Hacker News new | ask | show | jobs
by jedberg 2346 days ago
This is really great!

For those that don't know, bloom filters are really good at determining when something is not in a set. So if says "not in set" that's 100% accurate and super fast.

We used this to our advantage at reddit. When you load a comments page, we had to determine if you've voted on anything. So with the bloom filter in front, the query for "have they voted on anything here" was very quick if the answer was no.

But we still had to make the query.

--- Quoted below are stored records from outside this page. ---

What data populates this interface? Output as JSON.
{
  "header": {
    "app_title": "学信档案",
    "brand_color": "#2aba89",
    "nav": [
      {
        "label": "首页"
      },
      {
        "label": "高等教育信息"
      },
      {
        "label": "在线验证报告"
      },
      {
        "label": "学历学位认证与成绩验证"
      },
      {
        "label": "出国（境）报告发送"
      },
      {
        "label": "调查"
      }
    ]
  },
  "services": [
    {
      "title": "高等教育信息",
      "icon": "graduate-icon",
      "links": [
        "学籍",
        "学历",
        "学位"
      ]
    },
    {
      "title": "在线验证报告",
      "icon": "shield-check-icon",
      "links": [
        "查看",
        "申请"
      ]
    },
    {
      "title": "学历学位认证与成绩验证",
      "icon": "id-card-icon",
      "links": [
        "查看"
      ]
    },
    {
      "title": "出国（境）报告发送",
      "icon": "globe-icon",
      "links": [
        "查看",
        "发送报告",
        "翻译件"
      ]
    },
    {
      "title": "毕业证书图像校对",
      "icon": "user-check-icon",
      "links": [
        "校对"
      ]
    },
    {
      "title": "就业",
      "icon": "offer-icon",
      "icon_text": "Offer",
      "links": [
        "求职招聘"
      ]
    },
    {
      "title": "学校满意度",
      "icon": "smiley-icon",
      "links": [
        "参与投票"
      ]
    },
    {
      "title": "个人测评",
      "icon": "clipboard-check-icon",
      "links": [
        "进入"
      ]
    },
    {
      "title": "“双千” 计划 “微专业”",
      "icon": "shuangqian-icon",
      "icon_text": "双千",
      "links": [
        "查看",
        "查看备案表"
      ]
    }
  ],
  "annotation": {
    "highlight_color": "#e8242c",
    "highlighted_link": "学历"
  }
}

So another hack we did was to put a value on your user object to track the last time you interacted with the website. If the comments page was made after your last interaction, then we didn't even have to do the query.

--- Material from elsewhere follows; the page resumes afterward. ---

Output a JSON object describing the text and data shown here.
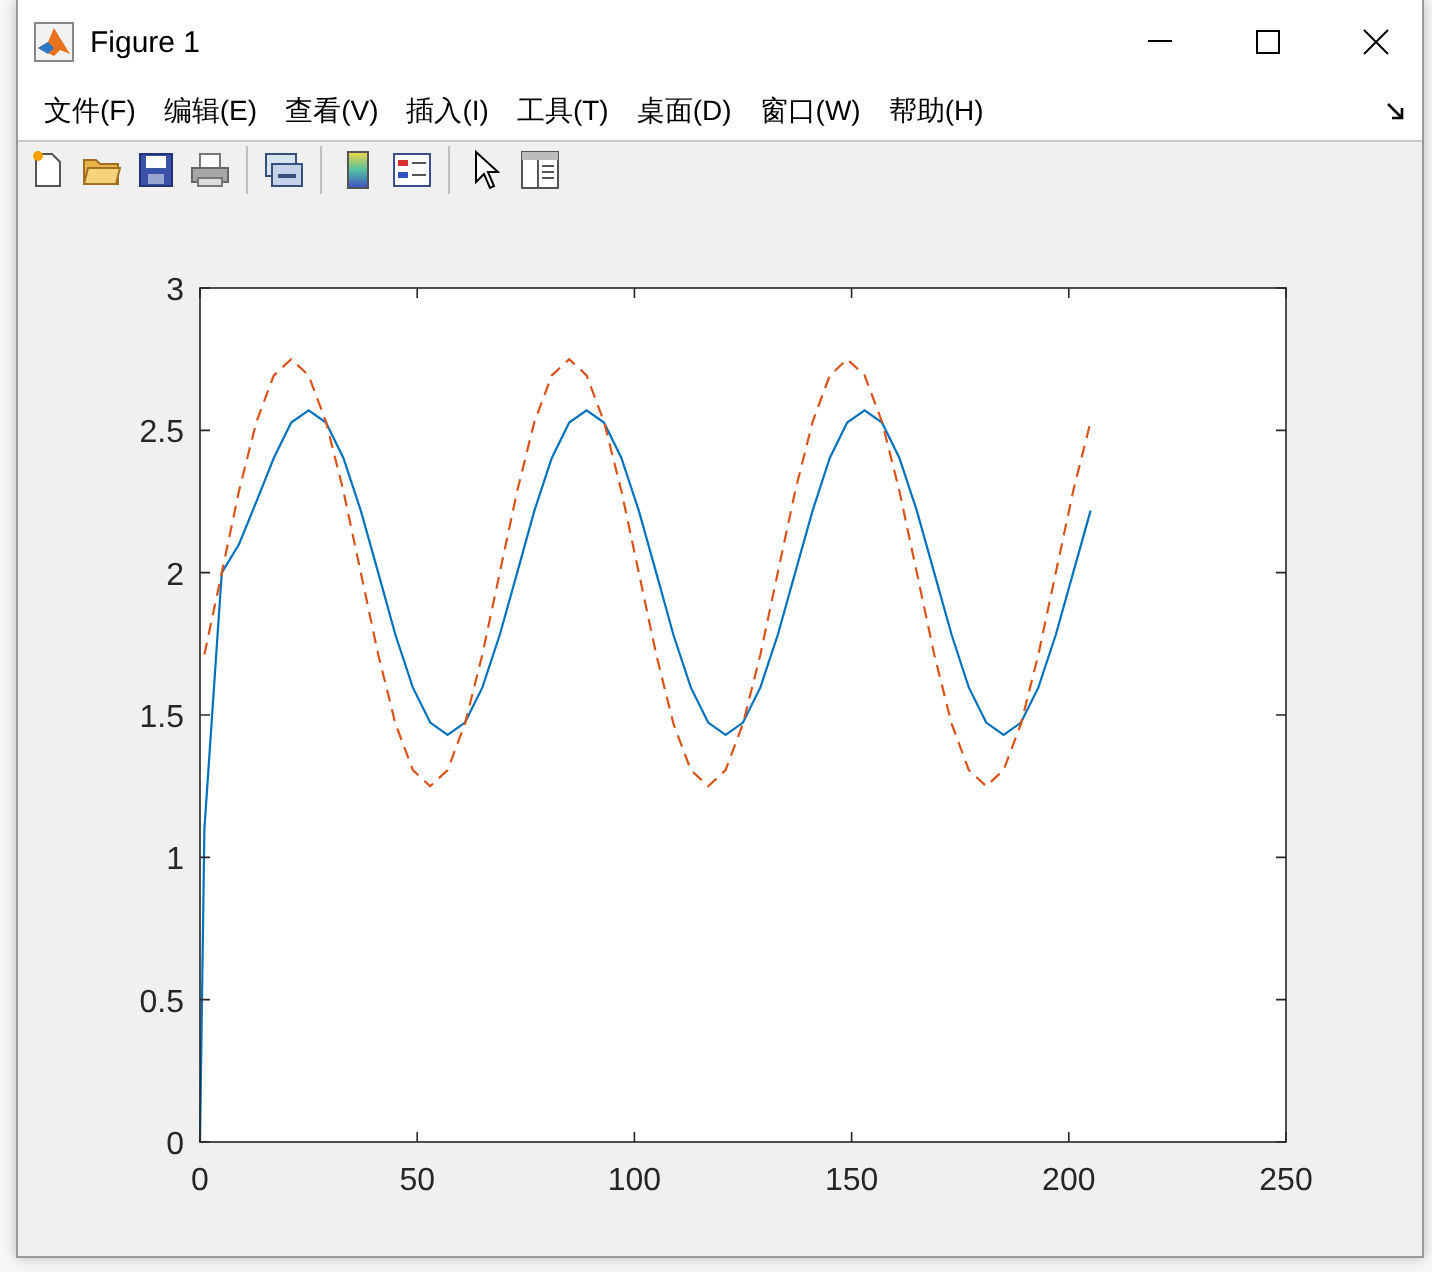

With this, we wouldn't have to do the two step process -- it sounds like this would be super fast when it was time boxed. Maybe...

2 comments

BloomFilters make for good indices, too. My first encounter with them was from the BigTable paper.

We used it in front of a Radix Tree that at places had too much depth. The filter took something like 2MiB at 7% false-positive rate vs 100+ MiB for the Radix Tree. We later bitmap-compressed the Radix Tree [0] to under 5MiB at the cost of making the lookups very very slow (P99 at 4ms, P50 at 1ms compared to P99 at 400ns before, iirc) but added a TinyLFU-based [1] lean-HAMT [2] cache of 512KiB in the front to speed lookups of popular items and a Robinhood cache [3] of 256KiB to take care of the long-tail KVs.

[0] https://news.ycombinator.com/item?id=2348619

[1] http://highscalability.com/blog/2016/1/25/design-of-a-modern...

[2] https://blog.acolyer.org/2015/11/27/hamt

[3] https://blog.acolyer.org/2018/10/26/robinhood-tail-latency-a...

> For those that don't know, bloom filters are really good at determining when something is not in a set. So if says "not in set" that's 100% accurate and super fast.

Agreed. It allows for false positives, but disallows false negatives.